- Also known as: Gajju Bhai
- Genre: Action; Adventure; Comedy;
- Written by: Sandiip Paatil; Aarsh Vora;
- Music by: Abhijeet Hegdepatil
- Country of origin: India
- Original language: Hindi
- No. of seasons: 2
- No. of episodes: 52

Production
- Running time: 22 minutes
- Production companies: Toonz Animation; The Walt Disney Company India;

Original release
- Network: Disney Channel
- Release: April 18, 2016 – March 24, 2018

= Gaju Bhai =

Indian animated television series

Gaju Bhai is an Indian animated television series produced by Toonz Animations that aired on Disney Channel India.

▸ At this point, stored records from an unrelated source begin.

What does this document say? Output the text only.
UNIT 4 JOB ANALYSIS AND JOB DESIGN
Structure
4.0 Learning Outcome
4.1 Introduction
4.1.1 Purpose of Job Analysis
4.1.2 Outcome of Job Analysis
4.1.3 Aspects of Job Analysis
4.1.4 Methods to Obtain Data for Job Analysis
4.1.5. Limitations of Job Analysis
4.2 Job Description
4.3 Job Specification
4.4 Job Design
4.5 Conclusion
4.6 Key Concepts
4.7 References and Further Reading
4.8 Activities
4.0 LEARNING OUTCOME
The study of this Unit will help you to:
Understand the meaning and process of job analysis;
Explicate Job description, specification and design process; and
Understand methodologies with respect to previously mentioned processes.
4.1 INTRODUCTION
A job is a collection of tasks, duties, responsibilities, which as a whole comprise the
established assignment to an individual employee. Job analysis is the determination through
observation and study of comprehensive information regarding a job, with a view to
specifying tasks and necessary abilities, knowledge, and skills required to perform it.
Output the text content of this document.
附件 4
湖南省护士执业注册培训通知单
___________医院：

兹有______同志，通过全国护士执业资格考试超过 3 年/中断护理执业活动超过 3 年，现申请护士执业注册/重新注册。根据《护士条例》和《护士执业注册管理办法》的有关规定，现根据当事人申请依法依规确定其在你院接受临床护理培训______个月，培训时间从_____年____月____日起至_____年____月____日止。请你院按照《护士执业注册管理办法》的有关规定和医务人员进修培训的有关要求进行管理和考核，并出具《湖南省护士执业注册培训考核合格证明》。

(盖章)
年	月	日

The series premiered on 18 April 2016.

Gaju Bhai typically follows a format of two 11-minute-long independent "segments" per episode. The show showcases the story of a Jollywood superstar Gaju Bhai and his transformation from a reel life hero to a real-life hero.

==Characters==
===Main===
- Gaju Bhai: Gaju Bhai is the title character of the show. He's a Jollywood superstar. He shares a strong bond of friendship with Iravan. He is an elephant. He is voiced by Damandeep Singh Baggan
- Iravan: Iravan is a 10-year-old prince of Gajrajpuri. He is also an elephant.
- Bhagat: Bhagat is the commander of Gajrajpuri's army. He's a strict disciplinarian and often comes off as heartless and insensitive. He is a tiger.
- Mahaguru: Mahaguru is always sitting in a cave and meditating. He existed since the beginning of time. He is a hawk.

===Recurring===
- Miss Zuzee: Miss Zuzee is a cat and a journalist who devoted her life to find out the mysteries of Gaju Bhai's life. She wanted to be an actress.
- Shantilal: Shantilal is a crow and Gaju Bhai's manager, butler, make-up man, and secretary. He is always busy with his multiple mobile phones. He thinks and tells others that he's the one who made Gaju Bhai the superstar he is today, but only when Gaju Bhai is not around.
- Director: Director is a stereotypical Bollywood director who thinks his superstar is perfect. He always sees faults in others but never in his superstar. He is a monkey.

==Reception==
It was featured in the 10th Krackjack Karnival.

===Accolades===
Gaju Bhai won FICCI's Best Animated Frames: Character of the Year and MAAC 24FPS awards in 2017.

| Year | Award | Category | Result | Ref. |
| 2017 | Best Animated Frames Award | New Character of the Year | Won |  |
| MAAC 24FPS | Best Animation TV Series | Won |  |

==Film==
A television film Apna Bhai Gaju Bhai based on the series aired on 3 July 2016.